La Cour de justice de l’EAC ouvre une procédure contre la RDC, l’Ouganda et le secrétariat de l’EAC après une plainte de l’ACEDH

 

La Cour de justice de la Communauté d’Afrique de l’Est (EACJ) a officiellement enregistré une plainte déposée par l’Alerte Congolaise pour l’Environnement et les Droits de l’Homme (ACEDH) et deux défenseurs locaux de l’environnement concernant les impacts présumés des projets pétroliers Tilenga et Kingfisher en Ouganda. La plainte, enregistrée le 27 octobre 2025 sous la référence N° 47 of 2025, vise l’Ouganda, la République démocratique du Congo (RDC) et le Secrétaire général de la Communauté d’Afrique de l’Est.

Les requérants, réunis au sein de la campagne « Notre Terre sans Pétrole », affirment que l’affaire constitue un précédent majeur pour la région du Rift Albertin. « Nous portons ce dossier devant la justice pour protéger nos lacs, nos moyens de subsistance et notre avenir », déclarent-ils dans leur communiqué.

Selon la plainte, les communautés de pêcheurs du lac Albert et du lac Édouard ont observé en septembre 2025 un déclin brutal et inexpliqué des prises de poissons. Ces observations ont ensuite été appuyées par un rapport de l’Environmental Law Alliance Worldwide (ELAW) publié le 2 octobre, établissant un lien entre les opérations pétrolières ougandaises et des risques accrus d’eutrophisation et de pollution chimique.

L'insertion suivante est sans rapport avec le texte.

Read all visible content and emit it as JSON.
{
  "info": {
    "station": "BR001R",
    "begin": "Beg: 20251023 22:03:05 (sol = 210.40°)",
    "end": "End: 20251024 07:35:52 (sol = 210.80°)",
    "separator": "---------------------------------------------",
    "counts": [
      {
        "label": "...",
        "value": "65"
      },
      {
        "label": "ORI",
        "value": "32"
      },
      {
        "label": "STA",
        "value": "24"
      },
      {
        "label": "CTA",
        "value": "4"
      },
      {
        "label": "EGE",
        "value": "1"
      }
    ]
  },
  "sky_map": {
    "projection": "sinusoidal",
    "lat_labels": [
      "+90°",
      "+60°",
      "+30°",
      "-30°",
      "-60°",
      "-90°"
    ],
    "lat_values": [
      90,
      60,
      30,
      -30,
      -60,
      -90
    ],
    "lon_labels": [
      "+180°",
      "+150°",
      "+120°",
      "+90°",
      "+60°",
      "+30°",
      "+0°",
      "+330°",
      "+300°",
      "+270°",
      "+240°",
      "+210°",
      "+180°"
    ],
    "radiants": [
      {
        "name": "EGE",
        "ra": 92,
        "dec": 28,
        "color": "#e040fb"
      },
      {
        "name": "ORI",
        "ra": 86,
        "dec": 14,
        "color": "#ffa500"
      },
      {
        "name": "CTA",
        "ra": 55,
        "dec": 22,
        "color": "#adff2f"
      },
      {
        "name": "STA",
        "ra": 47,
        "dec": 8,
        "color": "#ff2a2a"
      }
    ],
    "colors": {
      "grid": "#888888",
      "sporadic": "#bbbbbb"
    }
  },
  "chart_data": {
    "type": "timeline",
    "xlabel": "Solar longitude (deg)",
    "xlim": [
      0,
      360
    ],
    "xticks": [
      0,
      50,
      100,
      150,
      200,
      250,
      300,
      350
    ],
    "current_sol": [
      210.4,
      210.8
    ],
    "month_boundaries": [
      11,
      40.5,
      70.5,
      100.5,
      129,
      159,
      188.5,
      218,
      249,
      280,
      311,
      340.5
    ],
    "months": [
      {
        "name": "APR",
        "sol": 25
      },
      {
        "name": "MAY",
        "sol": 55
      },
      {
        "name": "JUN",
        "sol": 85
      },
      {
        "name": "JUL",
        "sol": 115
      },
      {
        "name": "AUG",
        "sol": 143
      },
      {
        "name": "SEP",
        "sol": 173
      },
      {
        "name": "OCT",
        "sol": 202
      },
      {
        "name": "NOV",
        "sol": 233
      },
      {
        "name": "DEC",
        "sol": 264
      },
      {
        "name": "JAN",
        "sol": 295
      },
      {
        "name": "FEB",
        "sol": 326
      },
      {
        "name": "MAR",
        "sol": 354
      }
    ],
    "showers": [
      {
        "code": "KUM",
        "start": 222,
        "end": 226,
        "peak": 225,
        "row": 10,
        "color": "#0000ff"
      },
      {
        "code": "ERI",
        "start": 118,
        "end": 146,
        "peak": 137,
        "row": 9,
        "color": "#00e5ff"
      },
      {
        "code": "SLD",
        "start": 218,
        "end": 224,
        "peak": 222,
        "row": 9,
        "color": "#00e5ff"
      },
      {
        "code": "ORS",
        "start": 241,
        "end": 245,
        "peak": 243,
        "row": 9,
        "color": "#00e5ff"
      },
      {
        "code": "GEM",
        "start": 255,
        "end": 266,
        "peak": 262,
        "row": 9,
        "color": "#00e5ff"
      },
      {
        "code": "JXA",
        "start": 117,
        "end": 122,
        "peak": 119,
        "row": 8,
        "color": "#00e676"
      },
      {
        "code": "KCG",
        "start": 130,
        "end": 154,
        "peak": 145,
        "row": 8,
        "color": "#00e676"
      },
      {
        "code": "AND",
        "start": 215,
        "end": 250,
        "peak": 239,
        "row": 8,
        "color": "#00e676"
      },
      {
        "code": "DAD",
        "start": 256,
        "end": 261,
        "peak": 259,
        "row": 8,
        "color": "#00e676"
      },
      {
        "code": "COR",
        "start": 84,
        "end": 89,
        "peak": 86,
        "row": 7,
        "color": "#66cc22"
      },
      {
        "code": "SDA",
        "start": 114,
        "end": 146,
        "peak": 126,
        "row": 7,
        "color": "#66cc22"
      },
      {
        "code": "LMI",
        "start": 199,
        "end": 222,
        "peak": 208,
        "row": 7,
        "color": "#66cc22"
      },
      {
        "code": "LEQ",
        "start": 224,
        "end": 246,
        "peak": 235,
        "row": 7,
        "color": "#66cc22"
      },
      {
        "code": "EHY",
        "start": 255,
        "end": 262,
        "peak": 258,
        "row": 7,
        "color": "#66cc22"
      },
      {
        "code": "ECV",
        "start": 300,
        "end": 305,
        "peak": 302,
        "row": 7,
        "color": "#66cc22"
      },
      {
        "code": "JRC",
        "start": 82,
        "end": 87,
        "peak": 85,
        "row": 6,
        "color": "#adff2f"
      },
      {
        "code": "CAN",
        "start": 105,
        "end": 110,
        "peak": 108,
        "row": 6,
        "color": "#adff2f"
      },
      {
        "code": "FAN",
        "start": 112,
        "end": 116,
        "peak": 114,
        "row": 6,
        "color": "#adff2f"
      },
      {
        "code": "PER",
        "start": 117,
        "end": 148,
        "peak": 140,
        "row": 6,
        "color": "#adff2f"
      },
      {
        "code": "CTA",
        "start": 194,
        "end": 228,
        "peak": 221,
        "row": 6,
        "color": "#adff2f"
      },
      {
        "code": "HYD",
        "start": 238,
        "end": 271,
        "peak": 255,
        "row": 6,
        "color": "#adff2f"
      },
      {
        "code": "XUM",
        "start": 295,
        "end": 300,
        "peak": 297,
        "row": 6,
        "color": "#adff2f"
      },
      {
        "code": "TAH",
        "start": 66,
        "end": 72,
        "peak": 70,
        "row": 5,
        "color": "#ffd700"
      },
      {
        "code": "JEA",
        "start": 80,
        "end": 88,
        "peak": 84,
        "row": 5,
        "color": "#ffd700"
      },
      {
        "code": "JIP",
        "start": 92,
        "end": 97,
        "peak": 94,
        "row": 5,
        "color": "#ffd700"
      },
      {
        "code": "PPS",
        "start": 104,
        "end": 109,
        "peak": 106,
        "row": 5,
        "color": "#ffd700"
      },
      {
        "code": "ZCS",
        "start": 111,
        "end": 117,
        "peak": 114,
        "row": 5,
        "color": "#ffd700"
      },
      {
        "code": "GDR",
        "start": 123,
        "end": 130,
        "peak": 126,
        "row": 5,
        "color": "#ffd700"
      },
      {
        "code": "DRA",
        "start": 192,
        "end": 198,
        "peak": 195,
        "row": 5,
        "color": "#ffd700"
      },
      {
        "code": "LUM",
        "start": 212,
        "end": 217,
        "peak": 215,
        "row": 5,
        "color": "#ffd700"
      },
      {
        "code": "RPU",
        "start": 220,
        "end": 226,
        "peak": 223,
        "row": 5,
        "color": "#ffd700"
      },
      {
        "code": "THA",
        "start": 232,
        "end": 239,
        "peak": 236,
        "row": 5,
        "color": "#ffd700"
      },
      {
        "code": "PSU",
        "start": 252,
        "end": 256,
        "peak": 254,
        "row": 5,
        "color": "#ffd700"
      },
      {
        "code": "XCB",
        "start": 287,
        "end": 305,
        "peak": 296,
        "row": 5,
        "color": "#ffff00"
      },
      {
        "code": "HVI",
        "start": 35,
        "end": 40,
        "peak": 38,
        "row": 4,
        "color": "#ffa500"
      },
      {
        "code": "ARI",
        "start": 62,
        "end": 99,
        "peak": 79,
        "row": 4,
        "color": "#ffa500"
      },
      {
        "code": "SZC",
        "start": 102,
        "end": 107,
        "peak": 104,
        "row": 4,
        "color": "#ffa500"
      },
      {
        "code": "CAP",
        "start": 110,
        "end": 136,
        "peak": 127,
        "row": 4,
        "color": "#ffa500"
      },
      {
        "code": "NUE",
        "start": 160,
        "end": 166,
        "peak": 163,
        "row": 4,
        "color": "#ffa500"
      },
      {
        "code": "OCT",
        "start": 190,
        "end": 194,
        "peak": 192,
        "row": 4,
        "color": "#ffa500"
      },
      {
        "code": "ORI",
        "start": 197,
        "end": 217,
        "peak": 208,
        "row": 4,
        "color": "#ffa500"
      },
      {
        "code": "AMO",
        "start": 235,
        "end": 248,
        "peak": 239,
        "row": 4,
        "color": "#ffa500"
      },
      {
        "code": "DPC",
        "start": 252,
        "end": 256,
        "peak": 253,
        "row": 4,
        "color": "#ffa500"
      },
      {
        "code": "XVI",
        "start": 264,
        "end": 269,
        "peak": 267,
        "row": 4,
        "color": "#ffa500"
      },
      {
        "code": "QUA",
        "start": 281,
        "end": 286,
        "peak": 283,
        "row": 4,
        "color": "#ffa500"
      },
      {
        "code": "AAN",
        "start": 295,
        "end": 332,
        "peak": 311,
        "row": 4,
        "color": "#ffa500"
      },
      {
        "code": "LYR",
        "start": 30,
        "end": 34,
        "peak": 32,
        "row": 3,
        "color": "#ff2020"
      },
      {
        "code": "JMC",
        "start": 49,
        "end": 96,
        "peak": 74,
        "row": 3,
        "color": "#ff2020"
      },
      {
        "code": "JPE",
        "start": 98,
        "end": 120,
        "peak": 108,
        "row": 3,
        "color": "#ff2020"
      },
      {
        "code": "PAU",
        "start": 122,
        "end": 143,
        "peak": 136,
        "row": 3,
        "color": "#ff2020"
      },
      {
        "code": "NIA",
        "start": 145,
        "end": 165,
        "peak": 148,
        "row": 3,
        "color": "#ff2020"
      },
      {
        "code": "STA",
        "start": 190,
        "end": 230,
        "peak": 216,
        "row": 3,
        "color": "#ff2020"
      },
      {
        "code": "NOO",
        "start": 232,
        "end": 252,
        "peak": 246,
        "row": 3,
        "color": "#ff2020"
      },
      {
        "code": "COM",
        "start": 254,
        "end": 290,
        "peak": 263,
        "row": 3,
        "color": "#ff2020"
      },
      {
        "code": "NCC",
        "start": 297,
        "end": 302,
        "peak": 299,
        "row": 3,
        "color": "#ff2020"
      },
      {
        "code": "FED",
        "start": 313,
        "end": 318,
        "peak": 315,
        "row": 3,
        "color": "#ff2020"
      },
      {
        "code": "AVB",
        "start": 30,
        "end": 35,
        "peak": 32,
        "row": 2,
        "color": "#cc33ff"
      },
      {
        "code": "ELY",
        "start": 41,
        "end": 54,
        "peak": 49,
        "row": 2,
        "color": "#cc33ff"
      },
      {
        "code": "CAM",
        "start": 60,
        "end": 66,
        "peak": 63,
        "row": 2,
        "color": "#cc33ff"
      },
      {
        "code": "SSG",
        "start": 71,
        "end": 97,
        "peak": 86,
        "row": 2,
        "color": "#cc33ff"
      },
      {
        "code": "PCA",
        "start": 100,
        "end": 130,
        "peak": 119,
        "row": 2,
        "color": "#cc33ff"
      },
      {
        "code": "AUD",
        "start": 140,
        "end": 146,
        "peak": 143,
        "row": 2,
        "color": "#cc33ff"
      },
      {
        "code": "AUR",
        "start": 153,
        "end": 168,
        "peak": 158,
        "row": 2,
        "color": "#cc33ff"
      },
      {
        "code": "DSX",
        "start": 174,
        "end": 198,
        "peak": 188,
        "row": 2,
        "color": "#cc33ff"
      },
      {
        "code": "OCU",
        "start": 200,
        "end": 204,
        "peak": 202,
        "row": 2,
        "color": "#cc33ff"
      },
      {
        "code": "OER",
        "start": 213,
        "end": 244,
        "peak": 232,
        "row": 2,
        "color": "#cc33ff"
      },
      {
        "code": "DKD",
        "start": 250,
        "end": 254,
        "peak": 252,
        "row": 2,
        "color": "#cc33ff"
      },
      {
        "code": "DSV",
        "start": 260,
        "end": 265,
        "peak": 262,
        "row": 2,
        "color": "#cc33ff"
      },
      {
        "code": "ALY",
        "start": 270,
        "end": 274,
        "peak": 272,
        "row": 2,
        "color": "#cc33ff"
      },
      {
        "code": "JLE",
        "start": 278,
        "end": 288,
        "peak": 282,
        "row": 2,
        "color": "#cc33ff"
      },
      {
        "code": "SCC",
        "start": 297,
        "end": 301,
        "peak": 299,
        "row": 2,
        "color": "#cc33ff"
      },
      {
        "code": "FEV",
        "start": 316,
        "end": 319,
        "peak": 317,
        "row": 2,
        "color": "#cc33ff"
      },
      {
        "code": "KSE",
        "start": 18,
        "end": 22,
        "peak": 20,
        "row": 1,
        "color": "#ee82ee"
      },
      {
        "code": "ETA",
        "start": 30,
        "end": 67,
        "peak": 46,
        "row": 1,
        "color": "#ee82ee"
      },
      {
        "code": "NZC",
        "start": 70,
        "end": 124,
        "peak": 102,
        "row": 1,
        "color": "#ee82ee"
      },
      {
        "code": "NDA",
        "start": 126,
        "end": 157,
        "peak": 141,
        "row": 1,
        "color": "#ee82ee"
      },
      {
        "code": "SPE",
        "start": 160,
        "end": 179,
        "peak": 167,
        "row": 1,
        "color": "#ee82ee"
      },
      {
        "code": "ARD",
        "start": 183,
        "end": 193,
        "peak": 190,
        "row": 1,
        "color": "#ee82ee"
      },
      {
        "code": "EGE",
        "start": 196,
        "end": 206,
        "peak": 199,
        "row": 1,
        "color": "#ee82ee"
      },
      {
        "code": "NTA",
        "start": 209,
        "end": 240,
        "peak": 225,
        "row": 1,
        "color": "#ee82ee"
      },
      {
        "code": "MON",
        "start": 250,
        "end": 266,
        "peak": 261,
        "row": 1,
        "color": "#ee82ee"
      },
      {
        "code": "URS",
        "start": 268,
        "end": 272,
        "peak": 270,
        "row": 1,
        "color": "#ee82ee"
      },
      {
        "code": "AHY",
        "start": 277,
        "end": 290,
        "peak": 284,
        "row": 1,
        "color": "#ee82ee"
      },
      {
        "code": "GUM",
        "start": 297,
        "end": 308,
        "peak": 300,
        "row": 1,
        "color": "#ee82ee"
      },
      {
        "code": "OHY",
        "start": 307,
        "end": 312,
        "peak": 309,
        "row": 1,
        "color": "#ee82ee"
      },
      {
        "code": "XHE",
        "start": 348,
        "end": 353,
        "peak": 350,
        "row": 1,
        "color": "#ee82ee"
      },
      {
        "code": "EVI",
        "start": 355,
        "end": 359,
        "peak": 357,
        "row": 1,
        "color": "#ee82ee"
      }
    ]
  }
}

Les requérants accusent les États concernés d’avoir manqué à leurs obligations en matière de coopération transfrontalière et de gestion durable des ressources partagées. Ils reprochent notamment à l’Ouganda de n’avoir mené aucune consultation auprès des communautés congolaises, malgré la proximité immédiate des installations pétrolières, et à la RDC de n’avoir réalisé aucune étude d’impact environnemental transfrontalier.

« L’État congolais a failli à son obligation de protéger ses propres citoyens », affirme l’ACEDH, estimant que l’absence de dialogue entre Kinshasa et Kampala a laissé les populations riveraines « exposées sans défense aux risques industriels ».

Les plaignants soutiennent que les activités pétrolières menacent des écosystèmes sensibles, dont le Parc national des Virunga et plusieurs zones humides inscrites sur la liste Ramsar.

Ils estiment que ces projets violent les principes de précaution et de prévention inscrits dans le Traité de l’EAC, accusant également le Secrétaire général de l’organisation d’avoir manqué à son rôle de surveillance.

Bien que les autorités ougandaises présentent les projets Tilenga et Kingfisher comme des leviers économiques, les requérants les qualifient de « dangereux et anachroniques ». « Sans accès à l’information ni garanties juridiques, ce projet hypothèque notre avenir climatique et contredit la posture de “Pays-Solution” revendiquée par la RDC », déclarent-ils, y voyant « une menace existentielle pour la biodiversité unique de notre région et pour la survie même de nos communautés ».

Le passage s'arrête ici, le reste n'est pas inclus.